O Presidente norte-americano Donald Trump apelou na quinta-feira aos dirigentes iranianos para que não executem um jovem condenado à morte pelo Irão, acusado de assassínio de um funcionário durante os "motins" de 2018.

Segundo a agência oficial da autoridade judiciária iraniana, Mizan Online, Navid Afkari, apresentado como um jovem lutador, foi considerado culpado de "homicídio voluntário" de um funcionário da empresa pública de água em Chiraz, no sul, apunhalado a 2 de agosto de 2018.

Como várias outras cidades do Irão, Chiraz teve naquele dia manifestações de hostilidade ao poder e de denúncia da situação económica e social do país.

"Soube que o Irão se prepara para executar uma grande estrela da luta, Navid Afkari, de 27 anos, que apenas participou em uma manifestação antigovernamental", reagiu Trump na rede social Twitter.

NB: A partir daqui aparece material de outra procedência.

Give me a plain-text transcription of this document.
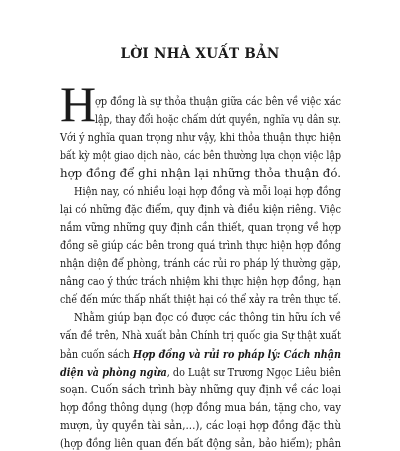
LỜI NHÀ XUẤT BẢN
H
ợp đồng là sự thỏa thuận giữa các bên về việc xác
lập, thay đổi hoặc chấm dứt quyền, nghĩa vụ dân sự.
Với ý nghĩa quan trọng như vậy, khi thỏa thuận thực hiện
bất kỳ một giao dịch nào, các bên thường lựa chọn việc lập
hợp đồng để ghi nhận lại những thỏa thuận đó.
Hiện nay, có nhiều loại hợp đồng và mỗi loại hợp đồng
lại có những đặc điểm, quy định và điều kiện riêng. Việc
nắm vững những quy định cần thiết, quan trọng về hợp
đồng sẽ giúp các bên trong quá trình thực hiện hợp đồng
nhận diện để phòng, tránh các rủi ro pháp lý thường gặp,
nâng cao ý thức trách nhiệm khi thực hiện hợp đồng, hạn
chế đến mức thấp nhất thiệt hại có thể xảy ra trên thực tế.
Nhằm giúp bạn đọc có được các thông tin hữu ích về
vấn đề trên, Nhà xuất bản Chính trị quốc gia Sự thật xuất
bản cuốn sách Hợp đồng và rủi ro pháp lý: Cách nhận
diện và phòng ngừa, do Luật sư Trương Ngọc Liêu biên
soạn. Cuốn sách trình bày những quy định về các loại
hợp đồng thông dụng (hợp đồng mua bán, tặng cho, vay
mượn, ủy quyền tài sản,...), các loại hợp đồng đặc thù
(hợp đồng liên quan đến bất động sản, bảo hiểm); phân
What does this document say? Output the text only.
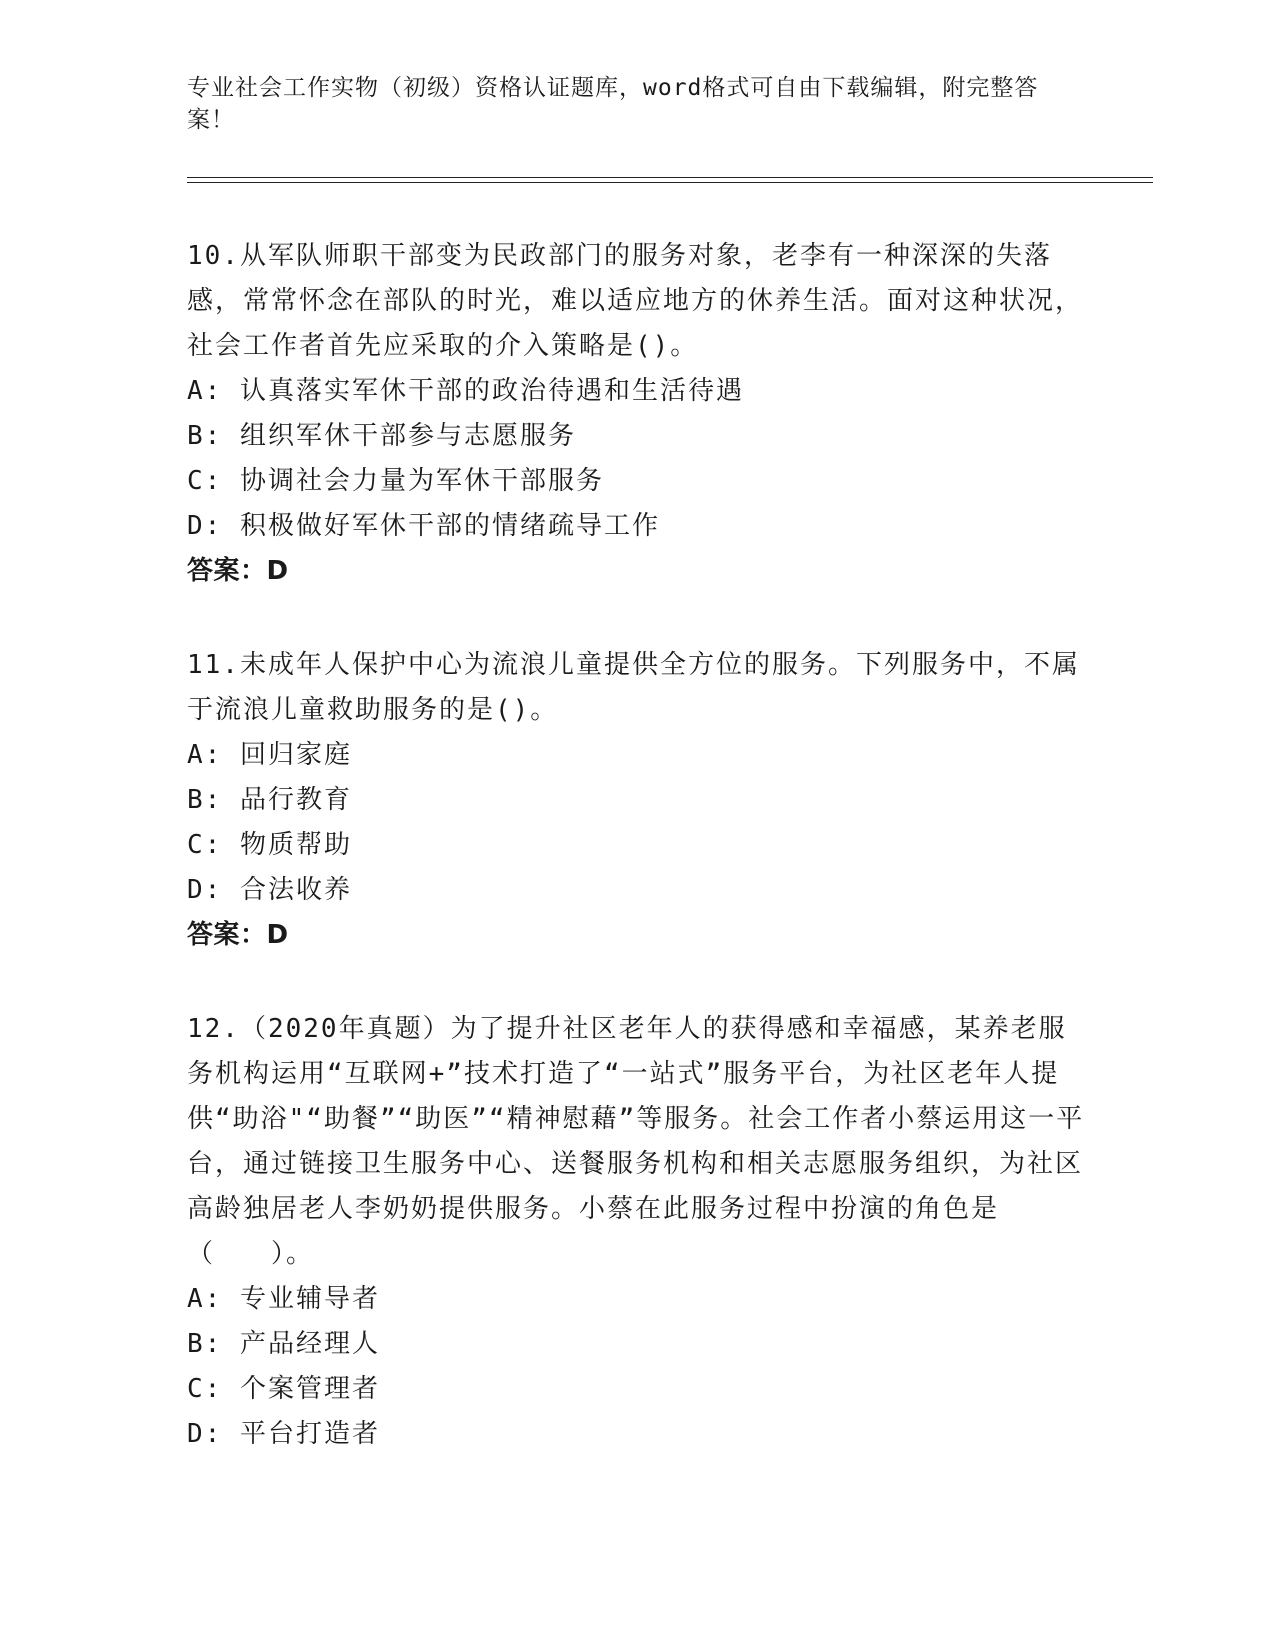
专业社会工作实物（初级）资格认证题库，word格式可自由下载编辑，附完整答案！
10.从军队师职干部变为民政部门的服务对象，老李有一种深深的失落感，常常怀念在部队的时光，难以适应地方的休养生活。面对这种状况，社会工作者首先应采取的介入策略是()。
A: 认真落实军休干部的政治待遇和生活待遇
B: 组织军休干部参与志愿服务
C: 协调社会力量为军休干部服务
D: 积极做好军休干部的情绪疏导工作
答案：D
11.未成年人保护中心为流浪儿童提供全方位的服务。下列服务中，不属于流浪儿童救助服务的是()。
A: 回归家庭
B: 品行教育
C: 物质帮助
D: 合法收养
答案：D
12.（2020年真题）为了提升社区老年人的获得感和幸福感，某养老服务机构运用“互联网+”技术打造了“一站式”服务平台，为社区老年人提供“助浴"“助餐”“助医”“精神慰藉”等服务。社会工作者小蔡运用这一平台，通过链接卫生服务中心、送餐服务机构和相关志愿服务组织，为社区高龄独居老人李奶奶提供服务。小蔡在此服务过程中扮演的角色是（　　）。
A: 专业辅导者
B: 产品经理人
C: 个案管理者
D: 平台打造者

"À atenção dos dirigentes iranianos. Apreciaria verdadeiramente que poupassem a vida deste jovem e que não o executassem. Obrigado!", acrescentou.

Os apoios ao acusado também floresceram nas redes sociais, com o slogan central "Não executem o nosso Navid", especialmente depois da publicação de informações no estrangeiro afirmando que Afkari tinha sido condenado com base numa confissão obtida sob tortura.

Com pelo menos 251 execuções em 2019, o Irão é, depois da China, o país que mais recorre à pena capital, segundo o último relatório mundial sobre a pena de morte publicado pela Amnistia Internacional.